São Paulo – Fertilizer imports from Arab countries to Brazil slid 18.4% year-on-year in value from January to July, as per numbers from the Brazilian Ministry of Industry, Foreign Trade and Services compiled by the Arab Brazilian Chamber of Commerce. During the period, USD 830 million worth of fertilizers got shipped from Arab countries to Brazil.
Arab Chamber CEO Michel Alaby believes Brazil is buying fertilizer from Russia in order to increase bargaining power so as to sell its own goods to that country. Russia banned Brazilian beef and talks are underway. Russia is Brazil’s leading supplier of fertilizers, with sales coming out to USD 924.4 million through July this year, up 8.6% through July 2017.
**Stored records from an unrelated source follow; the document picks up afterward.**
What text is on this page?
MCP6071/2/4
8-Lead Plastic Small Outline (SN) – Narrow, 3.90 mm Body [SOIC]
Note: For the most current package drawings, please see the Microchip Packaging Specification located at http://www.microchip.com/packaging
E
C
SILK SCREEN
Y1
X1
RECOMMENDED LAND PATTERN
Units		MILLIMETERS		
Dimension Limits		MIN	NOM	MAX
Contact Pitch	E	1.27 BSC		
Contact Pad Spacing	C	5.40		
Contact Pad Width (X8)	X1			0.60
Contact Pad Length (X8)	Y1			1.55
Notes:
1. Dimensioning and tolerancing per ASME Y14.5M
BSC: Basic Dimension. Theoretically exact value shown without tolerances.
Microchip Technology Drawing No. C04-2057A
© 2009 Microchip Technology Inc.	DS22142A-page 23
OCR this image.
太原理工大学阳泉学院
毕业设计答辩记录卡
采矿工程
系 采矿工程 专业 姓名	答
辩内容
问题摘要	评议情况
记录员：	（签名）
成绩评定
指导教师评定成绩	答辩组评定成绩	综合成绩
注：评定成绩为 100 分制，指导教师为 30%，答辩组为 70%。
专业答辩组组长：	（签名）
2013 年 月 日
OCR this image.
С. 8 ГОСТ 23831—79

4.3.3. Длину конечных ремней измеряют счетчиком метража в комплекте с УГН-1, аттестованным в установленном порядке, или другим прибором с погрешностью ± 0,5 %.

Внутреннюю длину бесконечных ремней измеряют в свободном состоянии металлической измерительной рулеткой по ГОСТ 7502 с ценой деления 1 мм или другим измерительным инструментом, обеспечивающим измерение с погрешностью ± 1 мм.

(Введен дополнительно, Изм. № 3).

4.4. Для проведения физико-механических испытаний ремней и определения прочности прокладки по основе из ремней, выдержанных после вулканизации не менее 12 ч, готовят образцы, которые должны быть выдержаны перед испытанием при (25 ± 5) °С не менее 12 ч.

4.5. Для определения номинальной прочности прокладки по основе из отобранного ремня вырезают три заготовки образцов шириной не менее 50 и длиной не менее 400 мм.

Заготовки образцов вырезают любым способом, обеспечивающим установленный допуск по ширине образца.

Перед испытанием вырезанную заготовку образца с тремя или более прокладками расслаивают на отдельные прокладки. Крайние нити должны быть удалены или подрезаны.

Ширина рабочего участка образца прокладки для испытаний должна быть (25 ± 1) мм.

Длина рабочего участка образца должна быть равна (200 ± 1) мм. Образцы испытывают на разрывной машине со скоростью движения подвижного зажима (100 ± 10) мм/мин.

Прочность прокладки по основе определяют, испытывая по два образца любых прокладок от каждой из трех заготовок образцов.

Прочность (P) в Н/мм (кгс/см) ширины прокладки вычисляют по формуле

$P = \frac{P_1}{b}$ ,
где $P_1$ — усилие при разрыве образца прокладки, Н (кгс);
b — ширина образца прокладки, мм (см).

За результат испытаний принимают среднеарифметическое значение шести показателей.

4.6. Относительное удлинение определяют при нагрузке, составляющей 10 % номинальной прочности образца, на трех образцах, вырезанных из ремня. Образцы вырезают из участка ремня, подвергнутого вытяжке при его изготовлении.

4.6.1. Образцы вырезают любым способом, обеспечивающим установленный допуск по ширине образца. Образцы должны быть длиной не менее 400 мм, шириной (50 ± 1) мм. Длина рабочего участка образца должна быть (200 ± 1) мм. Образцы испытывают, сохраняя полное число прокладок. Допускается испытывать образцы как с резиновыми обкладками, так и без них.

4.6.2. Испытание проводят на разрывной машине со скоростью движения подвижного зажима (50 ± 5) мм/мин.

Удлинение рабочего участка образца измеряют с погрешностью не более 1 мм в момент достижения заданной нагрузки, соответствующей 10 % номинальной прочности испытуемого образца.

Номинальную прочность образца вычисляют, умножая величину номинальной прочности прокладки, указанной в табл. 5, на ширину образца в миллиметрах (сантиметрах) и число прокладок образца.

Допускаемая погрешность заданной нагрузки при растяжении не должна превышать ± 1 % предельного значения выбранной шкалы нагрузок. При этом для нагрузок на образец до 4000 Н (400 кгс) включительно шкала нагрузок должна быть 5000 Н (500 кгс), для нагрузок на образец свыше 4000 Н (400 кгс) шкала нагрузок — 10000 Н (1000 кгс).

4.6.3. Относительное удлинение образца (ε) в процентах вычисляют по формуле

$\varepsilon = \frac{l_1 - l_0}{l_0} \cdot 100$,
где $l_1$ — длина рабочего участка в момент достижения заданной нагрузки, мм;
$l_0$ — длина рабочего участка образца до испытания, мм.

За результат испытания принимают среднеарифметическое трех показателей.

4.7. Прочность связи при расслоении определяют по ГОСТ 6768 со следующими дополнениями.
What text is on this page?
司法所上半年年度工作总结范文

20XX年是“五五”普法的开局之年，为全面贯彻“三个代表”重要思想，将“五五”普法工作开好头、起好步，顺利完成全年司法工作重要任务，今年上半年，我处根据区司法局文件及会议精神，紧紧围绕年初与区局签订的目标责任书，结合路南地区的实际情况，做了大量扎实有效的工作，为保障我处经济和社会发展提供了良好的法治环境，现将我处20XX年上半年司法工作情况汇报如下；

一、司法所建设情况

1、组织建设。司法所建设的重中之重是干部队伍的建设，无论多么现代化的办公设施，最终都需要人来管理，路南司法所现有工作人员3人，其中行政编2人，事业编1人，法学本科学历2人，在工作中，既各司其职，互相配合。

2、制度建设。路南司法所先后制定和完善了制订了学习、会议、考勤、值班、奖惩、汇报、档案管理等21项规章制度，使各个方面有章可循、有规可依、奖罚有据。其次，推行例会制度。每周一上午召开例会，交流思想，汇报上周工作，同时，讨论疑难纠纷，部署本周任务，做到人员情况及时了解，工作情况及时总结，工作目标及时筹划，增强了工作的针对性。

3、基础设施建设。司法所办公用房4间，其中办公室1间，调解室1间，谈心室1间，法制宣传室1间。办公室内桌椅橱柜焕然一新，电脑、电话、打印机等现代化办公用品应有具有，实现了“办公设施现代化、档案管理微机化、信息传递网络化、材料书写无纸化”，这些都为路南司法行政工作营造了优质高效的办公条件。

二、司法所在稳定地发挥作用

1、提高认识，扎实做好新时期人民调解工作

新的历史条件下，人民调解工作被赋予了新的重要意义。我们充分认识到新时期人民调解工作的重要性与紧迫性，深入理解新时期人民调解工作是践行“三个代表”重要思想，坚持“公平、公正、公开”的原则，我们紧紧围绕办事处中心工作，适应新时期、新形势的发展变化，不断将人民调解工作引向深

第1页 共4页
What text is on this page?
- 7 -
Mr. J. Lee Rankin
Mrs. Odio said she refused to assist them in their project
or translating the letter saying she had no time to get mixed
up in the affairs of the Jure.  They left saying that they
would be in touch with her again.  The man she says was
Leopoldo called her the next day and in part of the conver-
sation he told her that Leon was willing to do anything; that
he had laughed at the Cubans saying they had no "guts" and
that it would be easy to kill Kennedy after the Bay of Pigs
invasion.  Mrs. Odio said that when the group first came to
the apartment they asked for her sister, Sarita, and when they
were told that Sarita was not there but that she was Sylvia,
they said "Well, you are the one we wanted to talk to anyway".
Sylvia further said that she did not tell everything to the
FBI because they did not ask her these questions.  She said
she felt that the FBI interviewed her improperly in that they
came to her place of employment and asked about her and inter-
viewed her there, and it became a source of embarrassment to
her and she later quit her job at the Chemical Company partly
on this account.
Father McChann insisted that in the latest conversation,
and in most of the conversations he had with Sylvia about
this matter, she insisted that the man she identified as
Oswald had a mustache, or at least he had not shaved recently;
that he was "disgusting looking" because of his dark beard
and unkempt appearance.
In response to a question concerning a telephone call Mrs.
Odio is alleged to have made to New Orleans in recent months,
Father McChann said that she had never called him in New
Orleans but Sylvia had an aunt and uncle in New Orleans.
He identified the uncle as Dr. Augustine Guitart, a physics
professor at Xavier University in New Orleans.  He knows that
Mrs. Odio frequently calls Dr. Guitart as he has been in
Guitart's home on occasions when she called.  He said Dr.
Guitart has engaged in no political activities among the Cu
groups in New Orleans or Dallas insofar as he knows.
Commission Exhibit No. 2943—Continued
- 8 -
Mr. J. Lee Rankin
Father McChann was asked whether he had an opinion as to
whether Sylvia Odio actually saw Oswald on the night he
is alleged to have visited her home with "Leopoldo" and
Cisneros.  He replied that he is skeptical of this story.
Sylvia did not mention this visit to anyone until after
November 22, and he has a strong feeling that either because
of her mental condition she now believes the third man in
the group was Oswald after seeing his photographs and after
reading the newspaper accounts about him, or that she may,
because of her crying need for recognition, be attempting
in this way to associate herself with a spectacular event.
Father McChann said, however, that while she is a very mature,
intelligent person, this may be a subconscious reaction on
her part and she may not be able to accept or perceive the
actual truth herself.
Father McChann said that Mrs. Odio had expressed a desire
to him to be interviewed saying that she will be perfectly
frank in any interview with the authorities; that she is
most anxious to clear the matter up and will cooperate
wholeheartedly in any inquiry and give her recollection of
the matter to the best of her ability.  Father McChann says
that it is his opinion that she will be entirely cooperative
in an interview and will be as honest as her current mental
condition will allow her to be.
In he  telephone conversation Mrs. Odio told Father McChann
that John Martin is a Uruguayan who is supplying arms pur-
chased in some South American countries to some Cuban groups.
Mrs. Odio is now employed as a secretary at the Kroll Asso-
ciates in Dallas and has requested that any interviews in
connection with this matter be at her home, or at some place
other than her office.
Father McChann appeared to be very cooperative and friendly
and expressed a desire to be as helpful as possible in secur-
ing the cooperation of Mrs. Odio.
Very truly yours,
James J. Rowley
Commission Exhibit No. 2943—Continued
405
Although Arab fertilizer imports declined, the region is a major supplier and accounts for some 25% of fertilizer imports to Brazil. Through July, total fertilizer imports to Brazil reached USD 3.6 billion, and 23% of that came from Arab nations. Brazil’s overall fertilizer imports slid 13% in value.
Morocco was the leading Arab fertilizer supplier to Brazil from January to July, followed by Saudi Arabia, Qatar, Algeria and Kuwait.
However, Morocco’s fertilizer sales to Brazil were down 27% to USD 251 million year-on-year through July. Sales from Saudi Arabia dropped 25% to USD 127 million, while hose from Qatar were down 44% to USD 125 million. The fourth Arab supplier to Brazil was Algeria, whose sales climbed 97% to USD 82.8 million. Sales from Kuwait more than doubled to USD 67.7 million.
Although Brazil’s fertilizer imports from the world over and from Arab countries slowed year-to-date through July, Michel Alaby argues that the future outlook regarding imports is good, considering the plans in place to increase agricultural output. The country also plans on increasing domestic fertilizer manufacturing, but the Arab Chamber CEO notes that not much progress has been made so far. Some 80% of fertilizers used in Brazil are imported.
Fertilizer imports to Brazil increased in July alone. The National Fertilizer Association (ANDA) reported a 0.8% increase in imports to 2.44 million tons last month. This came prior to the beginning of planting for the 2018-2019 crop, in September, and after the trucker strike in late May and early June, which held back deliveries of all sorts of goods, fertilizers included.
Numbers from the Ministry of Industry, Foreign Trade and Services show that fertilizer imports to Brazil from Arab countries climbed 32.2% year-on-year in July to USD 183 million (pictured at the top, phosphate from OCP).